Sunday, October 11, 2020

DIY Haircuts (자기 이발, セルフヘアカット, 自我理发)

Desperate times call for desperate measures, and the pandemic has forced MJ and I to give each other haircuts. Technically not self-haircuts  (those would be doing a haircut by myself with a mirror and an electric razor), but we bought a haircut cut from Costco for $50 and have already done 3 cuts that normally would cost around $30 with tip, so the kit has already paid for itself. It's also made me realize that.....I've been burnt on haircut cost in my life! The cheapest haircut I ever got was $7 (in LA Chinatown) but they can get up to $30, $40! And they don't really look that different to me. It's like buying the cheap $5 budget cheap wine vs. the sommelier recommended, vintage, bottled in Napa Valley in 1968 exclusive brand wine. I can't taste the difference! 

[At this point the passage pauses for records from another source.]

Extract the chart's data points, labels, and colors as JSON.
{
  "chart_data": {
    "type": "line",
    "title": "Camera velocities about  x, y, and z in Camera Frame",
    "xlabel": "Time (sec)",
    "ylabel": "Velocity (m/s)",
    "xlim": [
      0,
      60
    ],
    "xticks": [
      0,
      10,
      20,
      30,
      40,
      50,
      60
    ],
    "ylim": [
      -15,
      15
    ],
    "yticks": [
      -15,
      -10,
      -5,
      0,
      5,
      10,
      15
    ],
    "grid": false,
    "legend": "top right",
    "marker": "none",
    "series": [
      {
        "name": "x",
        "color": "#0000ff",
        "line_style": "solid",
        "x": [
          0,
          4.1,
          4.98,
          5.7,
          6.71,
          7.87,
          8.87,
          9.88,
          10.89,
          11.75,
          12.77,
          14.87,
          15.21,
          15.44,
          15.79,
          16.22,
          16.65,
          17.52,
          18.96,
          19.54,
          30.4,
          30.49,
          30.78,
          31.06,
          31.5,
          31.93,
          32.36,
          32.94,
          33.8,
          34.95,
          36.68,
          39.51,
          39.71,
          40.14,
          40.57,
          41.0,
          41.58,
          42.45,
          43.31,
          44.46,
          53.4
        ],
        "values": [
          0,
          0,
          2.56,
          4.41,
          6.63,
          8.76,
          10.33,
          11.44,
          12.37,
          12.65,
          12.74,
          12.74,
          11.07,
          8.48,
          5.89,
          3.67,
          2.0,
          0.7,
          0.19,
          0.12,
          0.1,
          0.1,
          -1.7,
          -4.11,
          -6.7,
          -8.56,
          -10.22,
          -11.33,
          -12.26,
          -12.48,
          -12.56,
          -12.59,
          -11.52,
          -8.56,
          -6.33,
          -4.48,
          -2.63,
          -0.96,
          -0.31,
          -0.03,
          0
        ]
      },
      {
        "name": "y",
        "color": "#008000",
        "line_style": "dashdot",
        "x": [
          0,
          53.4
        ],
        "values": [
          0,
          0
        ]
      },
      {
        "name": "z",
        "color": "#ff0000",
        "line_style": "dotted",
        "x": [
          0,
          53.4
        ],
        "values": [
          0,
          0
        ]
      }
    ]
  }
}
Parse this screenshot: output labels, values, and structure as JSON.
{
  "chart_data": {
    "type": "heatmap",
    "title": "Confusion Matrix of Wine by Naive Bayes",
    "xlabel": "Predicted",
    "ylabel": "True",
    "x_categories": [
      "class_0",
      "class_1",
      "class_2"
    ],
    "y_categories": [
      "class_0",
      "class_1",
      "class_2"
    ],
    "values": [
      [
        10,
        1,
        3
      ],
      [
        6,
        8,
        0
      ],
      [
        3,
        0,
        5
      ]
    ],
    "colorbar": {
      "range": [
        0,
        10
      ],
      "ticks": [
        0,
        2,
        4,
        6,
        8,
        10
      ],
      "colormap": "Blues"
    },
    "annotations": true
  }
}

Also, men's haircuts are less expensive than women's haircuts (another reason it's tough to be a woman and more costly to look nice). When MJ gets a haircut, I've been able to tell the intricacies that went into it and the distinctive style (and sometimes it's a perm). 

I'm also counting my blessings that I still grow enough hair to worry about haircuts, as co-workers and friends my age tend to start losing their hair, or developing a bald start, or getting white hairs or a "salt-and-pepper look" of interspersed white and grey hair. I guess there's a preference thing where white hair could be seen as more sophisticated or distinctive like a "silver fox," but I personally prefer a full head of jet black hair for as long as I can have it, please. But that also means the hair becomes foliage pretty quickly, spreading over the ears and touching different areas of the skin enough to become a nuance, prompting me to get MJ to be my personal barber (Bobby's barber I call it). 

I realize that the haircut industry is like the restaurant industry: supports workers who provide basic services and puts a large amount of the population without college education to work, a job that basically anybody can get and start working pretty quickly, although barbers need to do 100 haircuts apparently before they obtain their license, that fancy card they place at their work station when you sit down at the barbershop/ hair salon. Hair salons have become a major ideological battleground, regarding reopening and allowing them to conduct business v. shutting down due to fear of spreading the virus. The hair salons are usually the small businesses with individual small business owners who are hardest hit by the pandemic and didn't get bailed out by the government (the corporations did) and they employ workers who probably need the income the most (usually living paycheck to paycheck). So I do feel a little conflicted about taking away my contribution to that business, and I've had some decent conversations with barbers who do my hair (granted, they're probably chatting me up to earn a better tip, or as one downtown LA Supercuts employee brazenly tried to do, sell me a hair product), but especially in this pandemic, any social interaction has been a gift.